Two influences on male fashion
Under the Empire, the male figure is solid, but still just as elegant as its female counterpart. A black frockcoat sits on the shoulders, and a white cravat is knotted around the neck. He wears a pair of pumps (without heel) and finally a top-hat or bicorne adorns the head. There are two key influences in this outfit:
The English influence came from the return of the French émigrés, whose anglomania was most reflected in the day to day wearing of the frockcoat, a long, three-quarter length coat that extended at the back, and which was invented for gentlemen horseriders. The frockcoat was very modern in appearance and could be adapted to suit the seasons, adding Astrakhan fur to the collar and inside lining for winter. Colours varied from black to grey, tobacco or even meadow green.

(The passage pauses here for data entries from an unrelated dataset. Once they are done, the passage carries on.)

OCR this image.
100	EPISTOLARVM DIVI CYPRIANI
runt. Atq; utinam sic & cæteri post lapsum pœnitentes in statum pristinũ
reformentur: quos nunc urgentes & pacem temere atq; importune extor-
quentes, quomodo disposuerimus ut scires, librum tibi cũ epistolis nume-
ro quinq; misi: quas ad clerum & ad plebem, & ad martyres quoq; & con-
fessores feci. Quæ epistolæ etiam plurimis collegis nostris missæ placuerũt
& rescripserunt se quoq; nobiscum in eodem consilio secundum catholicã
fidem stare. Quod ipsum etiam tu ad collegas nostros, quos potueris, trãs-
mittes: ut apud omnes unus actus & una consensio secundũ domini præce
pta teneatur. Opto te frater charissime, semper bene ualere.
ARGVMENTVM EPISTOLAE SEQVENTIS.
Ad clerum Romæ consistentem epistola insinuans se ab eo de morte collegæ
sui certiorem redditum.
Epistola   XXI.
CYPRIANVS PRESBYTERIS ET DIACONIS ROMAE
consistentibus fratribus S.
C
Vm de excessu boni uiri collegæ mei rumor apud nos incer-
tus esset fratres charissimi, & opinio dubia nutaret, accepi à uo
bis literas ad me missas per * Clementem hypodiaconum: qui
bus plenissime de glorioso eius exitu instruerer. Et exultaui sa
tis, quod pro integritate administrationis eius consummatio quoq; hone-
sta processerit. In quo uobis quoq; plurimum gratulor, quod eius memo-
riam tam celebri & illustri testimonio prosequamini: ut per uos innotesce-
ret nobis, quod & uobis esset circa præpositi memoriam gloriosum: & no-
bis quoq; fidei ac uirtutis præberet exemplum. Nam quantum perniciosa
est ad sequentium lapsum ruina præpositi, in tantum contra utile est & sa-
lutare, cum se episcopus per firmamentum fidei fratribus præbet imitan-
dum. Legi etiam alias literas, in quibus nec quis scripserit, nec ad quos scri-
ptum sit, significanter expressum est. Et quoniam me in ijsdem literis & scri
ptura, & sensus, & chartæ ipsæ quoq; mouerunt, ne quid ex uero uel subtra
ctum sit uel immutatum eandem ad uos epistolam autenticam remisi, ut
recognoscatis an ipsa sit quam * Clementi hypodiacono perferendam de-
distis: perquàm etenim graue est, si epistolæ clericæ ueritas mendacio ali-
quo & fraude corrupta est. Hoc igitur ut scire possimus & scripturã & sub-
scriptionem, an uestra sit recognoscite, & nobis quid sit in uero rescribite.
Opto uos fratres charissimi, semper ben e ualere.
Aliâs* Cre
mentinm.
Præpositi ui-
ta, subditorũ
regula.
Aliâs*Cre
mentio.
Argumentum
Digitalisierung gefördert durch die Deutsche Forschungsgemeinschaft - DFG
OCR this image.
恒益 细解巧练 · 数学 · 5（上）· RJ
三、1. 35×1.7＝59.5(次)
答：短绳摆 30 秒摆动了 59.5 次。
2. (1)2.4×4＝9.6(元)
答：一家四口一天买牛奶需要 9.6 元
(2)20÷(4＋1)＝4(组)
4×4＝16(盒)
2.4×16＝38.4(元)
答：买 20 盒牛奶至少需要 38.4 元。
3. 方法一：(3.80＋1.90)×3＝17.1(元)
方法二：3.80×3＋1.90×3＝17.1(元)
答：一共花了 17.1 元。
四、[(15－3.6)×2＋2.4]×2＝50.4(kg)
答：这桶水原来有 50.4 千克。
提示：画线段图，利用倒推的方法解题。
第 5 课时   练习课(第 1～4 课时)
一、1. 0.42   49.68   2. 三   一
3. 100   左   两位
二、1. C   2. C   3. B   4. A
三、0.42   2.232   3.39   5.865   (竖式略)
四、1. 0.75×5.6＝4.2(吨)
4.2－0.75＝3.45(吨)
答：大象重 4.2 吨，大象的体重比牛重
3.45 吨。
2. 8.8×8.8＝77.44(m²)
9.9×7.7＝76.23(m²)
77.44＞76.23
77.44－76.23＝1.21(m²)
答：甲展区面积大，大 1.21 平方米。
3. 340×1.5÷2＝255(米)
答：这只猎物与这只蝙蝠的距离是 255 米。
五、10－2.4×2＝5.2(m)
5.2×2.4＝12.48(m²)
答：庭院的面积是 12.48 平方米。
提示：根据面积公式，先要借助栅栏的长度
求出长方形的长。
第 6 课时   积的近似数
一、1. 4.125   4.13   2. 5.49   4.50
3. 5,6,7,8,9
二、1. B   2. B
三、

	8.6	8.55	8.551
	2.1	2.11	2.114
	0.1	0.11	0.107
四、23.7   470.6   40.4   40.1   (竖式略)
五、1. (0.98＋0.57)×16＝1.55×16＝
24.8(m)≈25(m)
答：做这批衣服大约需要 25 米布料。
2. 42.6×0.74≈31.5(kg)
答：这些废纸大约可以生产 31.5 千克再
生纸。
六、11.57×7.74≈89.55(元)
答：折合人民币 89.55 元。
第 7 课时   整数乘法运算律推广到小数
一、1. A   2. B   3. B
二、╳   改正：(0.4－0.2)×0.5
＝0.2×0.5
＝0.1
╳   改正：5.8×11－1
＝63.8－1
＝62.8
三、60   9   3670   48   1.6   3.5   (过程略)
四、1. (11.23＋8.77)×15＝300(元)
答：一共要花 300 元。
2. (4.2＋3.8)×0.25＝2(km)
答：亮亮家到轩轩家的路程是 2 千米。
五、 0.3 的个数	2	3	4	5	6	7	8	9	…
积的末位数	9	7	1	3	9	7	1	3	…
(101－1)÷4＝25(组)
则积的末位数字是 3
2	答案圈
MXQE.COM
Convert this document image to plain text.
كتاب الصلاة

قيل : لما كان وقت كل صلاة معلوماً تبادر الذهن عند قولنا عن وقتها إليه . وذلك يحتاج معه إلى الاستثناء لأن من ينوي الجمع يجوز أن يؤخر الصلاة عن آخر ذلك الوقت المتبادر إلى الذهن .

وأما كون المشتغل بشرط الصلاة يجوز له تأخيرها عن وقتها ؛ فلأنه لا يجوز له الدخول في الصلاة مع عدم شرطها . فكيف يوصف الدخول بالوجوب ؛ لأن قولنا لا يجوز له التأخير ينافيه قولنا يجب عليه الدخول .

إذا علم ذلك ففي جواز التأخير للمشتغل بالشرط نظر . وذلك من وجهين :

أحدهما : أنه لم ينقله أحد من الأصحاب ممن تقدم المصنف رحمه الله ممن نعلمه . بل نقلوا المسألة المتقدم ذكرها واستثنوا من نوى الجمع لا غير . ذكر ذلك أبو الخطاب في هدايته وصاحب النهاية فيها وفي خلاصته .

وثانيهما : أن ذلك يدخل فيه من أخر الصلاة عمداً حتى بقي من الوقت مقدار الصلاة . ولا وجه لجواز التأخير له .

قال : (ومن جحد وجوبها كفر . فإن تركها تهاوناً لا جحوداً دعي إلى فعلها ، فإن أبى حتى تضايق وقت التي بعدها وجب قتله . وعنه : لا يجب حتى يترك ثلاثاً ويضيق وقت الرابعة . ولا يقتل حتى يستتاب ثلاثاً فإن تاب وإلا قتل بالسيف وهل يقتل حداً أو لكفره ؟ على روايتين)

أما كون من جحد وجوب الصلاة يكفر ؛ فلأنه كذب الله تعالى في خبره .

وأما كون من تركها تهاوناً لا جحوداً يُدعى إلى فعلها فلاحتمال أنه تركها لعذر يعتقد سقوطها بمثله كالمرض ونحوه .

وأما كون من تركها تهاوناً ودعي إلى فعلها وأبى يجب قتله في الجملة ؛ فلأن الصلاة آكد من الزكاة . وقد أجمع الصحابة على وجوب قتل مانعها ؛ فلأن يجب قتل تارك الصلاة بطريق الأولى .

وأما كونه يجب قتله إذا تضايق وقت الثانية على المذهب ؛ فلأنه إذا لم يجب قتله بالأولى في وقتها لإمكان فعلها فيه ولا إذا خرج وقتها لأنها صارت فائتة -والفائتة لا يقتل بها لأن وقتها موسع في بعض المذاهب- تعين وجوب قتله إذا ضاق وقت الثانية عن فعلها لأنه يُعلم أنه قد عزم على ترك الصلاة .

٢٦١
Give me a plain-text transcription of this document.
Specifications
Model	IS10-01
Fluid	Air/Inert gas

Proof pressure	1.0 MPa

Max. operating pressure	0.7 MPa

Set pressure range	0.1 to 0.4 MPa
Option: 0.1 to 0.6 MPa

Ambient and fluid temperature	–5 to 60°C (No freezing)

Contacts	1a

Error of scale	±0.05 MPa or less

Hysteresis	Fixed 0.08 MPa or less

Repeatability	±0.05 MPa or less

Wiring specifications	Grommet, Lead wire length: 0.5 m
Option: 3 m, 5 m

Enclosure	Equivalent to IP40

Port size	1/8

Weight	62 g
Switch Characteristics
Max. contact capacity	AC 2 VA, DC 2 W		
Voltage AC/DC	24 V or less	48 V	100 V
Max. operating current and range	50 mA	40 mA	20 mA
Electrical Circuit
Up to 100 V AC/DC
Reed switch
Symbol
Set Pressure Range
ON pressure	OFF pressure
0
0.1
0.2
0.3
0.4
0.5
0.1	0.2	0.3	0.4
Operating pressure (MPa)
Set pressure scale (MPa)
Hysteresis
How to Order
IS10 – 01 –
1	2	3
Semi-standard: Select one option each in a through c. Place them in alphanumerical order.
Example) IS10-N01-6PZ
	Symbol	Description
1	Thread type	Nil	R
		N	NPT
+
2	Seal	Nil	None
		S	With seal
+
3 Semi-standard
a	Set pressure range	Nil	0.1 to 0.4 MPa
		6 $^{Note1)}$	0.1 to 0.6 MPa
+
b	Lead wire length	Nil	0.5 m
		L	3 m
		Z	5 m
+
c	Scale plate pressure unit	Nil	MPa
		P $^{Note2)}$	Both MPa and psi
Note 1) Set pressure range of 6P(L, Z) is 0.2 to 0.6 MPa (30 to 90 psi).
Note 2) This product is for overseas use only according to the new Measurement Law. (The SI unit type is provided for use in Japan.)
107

Unsurprisingly, this influence came directly from the Emperor, Napoleon. Rather than creating an actual civilian uniform (even if that is indeed what happened for the numerous civil servants that were present during the Empire), one or two elements of the military influence instead left their mark on male fashion of the period. First of all, it was important that the outfit be imposing and manly. The trousers were knitted or twill and the leather breeches were to be tight-fitting and give an idea of the musculature of the body. In order to look more like an actual soldier, the collar would be thickly padded and the coat would be cloth-lined. The cuffs were sometimes pointed. The frockcoats were generally double-breasted, but would become single-breasted towards the end of the Empire.
In the same style, the wearing of boots also became popular. The English style 'high-top' boots were initially in fashion; gradually the 'Souvarov' boot, with glazed-yellow roll-up, replaced them. Gaiters were also worn from about 1804 until about 1810 when silk-based pumps came into fashion.